The code for this project is available in GitHub - I’m using a branch for each part and merging each part into the latest branch. See the ReadMe.md in each branch for the story.
Introduction
After using colab notebooks, I thought it was time to have a look at using more native Python options like Pandas.
Details
In this episode, I'm just using a colab notebook and Python with Pandas to manipulate dataframes to process data.
I've created a git repository with just data - so the first thing to do is clone this repo so it's local:
!git clone https://github.com/prule/data.git data
Because there are multiple files in the transactions directory, I want to load them all into one dataframe:
import pandas as pd
import os
# https://pandas.pydata.org/pandas-docs/stable/user_guide/indexing.html#returning-a-view-versus-a-copy
pd.options.mode.copy_on_write = True
directory = './data/sample1/transactions'
# Load all CSV files in the directory into a list of DataFrames
csv_files = [pd.read_csv(os.path.join(directory, filename)) for filename in os.listdir(directory) if filename.endswith('.csv')]

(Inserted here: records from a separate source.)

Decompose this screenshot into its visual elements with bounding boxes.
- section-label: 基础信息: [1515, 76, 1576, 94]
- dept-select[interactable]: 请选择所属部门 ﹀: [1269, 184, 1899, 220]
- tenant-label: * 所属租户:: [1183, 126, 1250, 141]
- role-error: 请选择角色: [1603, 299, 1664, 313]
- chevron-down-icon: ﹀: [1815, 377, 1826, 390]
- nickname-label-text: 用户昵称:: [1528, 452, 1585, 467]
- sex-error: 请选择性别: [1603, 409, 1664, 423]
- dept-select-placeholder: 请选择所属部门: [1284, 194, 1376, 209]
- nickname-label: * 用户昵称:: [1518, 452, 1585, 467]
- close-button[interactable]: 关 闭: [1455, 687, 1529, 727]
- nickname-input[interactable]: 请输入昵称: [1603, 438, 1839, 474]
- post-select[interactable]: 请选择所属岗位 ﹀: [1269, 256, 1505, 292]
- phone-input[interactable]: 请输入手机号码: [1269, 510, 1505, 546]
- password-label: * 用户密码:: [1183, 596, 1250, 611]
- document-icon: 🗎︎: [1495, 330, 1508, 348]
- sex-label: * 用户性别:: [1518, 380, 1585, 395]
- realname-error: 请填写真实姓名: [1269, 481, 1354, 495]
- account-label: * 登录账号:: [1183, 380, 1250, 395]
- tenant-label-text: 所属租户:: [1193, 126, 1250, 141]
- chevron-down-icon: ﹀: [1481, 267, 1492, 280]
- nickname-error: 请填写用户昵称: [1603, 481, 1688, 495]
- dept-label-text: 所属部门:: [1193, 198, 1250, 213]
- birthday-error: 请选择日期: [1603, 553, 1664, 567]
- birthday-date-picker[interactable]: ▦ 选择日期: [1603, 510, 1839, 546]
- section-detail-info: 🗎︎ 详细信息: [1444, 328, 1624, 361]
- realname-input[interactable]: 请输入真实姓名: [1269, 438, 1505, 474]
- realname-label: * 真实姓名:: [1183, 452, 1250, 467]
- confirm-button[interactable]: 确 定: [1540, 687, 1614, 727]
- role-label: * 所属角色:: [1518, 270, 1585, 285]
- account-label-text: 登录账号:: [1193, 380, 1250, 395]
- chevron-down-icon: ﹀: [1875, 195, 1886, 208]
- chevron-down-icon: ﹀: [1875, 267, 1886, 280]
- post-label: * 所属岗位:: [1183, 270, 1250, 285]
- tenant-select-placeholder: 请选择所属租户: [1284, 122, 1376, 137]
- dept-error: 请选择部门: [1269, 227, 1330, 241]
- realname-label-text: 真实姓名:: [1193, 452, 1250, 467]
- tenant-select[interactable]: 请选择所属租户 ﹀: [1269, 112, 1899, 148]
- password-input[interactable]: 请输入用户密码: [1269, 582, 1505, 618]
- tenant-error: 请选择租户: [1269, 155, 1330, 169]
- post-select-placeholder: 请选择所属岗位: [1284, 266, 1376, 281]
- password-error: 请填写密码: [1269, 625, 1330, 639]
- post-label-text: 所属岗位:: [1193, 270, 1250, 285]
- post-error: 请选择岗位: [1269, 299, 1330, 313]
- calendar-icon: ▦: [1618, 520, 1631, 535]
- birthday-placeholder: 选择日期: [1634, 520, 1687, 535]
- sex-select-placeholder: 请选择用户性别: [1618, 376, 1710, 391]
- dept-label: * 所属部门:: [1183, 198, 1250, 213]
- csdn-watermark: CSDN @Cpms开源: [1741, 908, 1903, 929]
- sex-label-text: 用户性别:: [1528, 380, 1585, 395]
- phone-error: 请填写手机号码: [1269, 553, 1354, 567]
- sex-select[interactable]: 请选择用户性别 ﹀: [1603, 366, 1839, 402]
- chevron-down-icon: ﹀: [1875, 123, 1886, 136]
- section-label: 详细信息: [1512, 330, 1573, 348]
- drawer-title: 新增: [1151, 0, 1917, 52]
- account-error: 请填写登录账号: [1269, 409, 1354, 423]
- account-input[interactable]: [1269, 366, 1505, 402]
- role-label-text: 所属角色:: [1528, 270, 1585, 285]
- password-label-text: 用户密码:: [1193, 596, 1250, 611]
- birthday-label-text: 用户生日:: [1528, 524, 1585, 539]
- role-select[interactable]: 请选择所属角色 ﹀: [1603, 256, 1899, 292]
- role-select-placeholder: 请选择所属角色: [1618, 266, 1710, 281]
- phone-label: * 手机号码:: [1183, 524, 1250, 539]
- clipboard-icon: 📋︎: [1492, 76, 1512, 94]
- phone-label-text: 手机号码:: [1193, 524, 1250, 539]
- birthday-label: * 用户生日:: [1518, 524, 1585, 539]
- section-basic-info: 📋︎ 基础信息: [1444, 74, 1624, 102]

# Concatenate the DataFrames into a single DataFrame
# https://stackoverflow.com/a/47576083/20242
df = pd.concat(csv_files,ignore_index=True)
With the raw dataframe constructed, I want to select only the columns of interest
# select only the columns needed
selected = df[['date','description','amount']]
Data cleaning comes next - I know the date column has superflous spaces which break parsing so I need to trim these
cleaned = selected
## date
# trim whitespace
cleaned['date'] = cleaned['date'].str.strip()
To do type conversion is a bit more complicated. Amount is simple, but for date I need to support multiple date formats so I'll add a column and iteratively update this column by using each date format.
Once complete I need to select the desired columns (with my new date column) and alias the column names so they are back to normal.
typed = cleaned
# amount - type conversion
typed['amount'] = pd.to_numeric(typed['amount'], errors='coerce')
# type conversion using multiple formats
typed['date_new'] = None # add column to populate using each date format
typed.loc[typed['date_new'].isnull(), 'date_new'] = pd.to_datetime(typed['date'], format='%Y-%m-%d', errors='coerce')
typed.loc[typed['date_new'].isnull(), 'date_new'] = pd.to_datetime(typed['date'], format='%d-%m-%Y', errors='coerce')
# select the right columns (aliasing)
typed = typed[['date_new','description','amount']].rename(columns={'date_new':'date'})
And then it's just a matter of dropping the invalid rows
valid = typed.drop(typed[(typed.date.isnull()) | (typed.amount.isnull())].index)
At this point so far, this hasn't seemed intuitive. Lots to learn about pandas and the errors aren't very descriptive. There are some options to use a more SQL like approach.
Firstly with pandasql:
import pandasql as ps
rs = ps.sqldf("select * from valid order by amount desc")
And alternatively with duckdb:
import duckdb
# order by
rs = duckdb.query("select * from valid order by amount desc").df()
# order by with where clause
rs = duckdb.query("select * from valid where amount < 20 order by amount desc").df()
Summary
Pandas is a Python library used for data manipulation and analysis. It offers data structures and operations for manipulating numerical tables and time series. Pandas is built on top of the NumPy library and provides a high-performance, easy-to-use interface for data analysis tasks.
I've covered some basic uses cases here - showing how notebooks with pandas can be used to manipulate data.
I've exported the notebook from colab as a ipynb
file, so I can convert it to html:
pip install jupyter
jupyter nbconvert --to html Pandas_example.ipynb
And now, as a simple HTML file it can easily be captured as a screenshot using the web developer tools available in Chrome, Safari, and Firefox.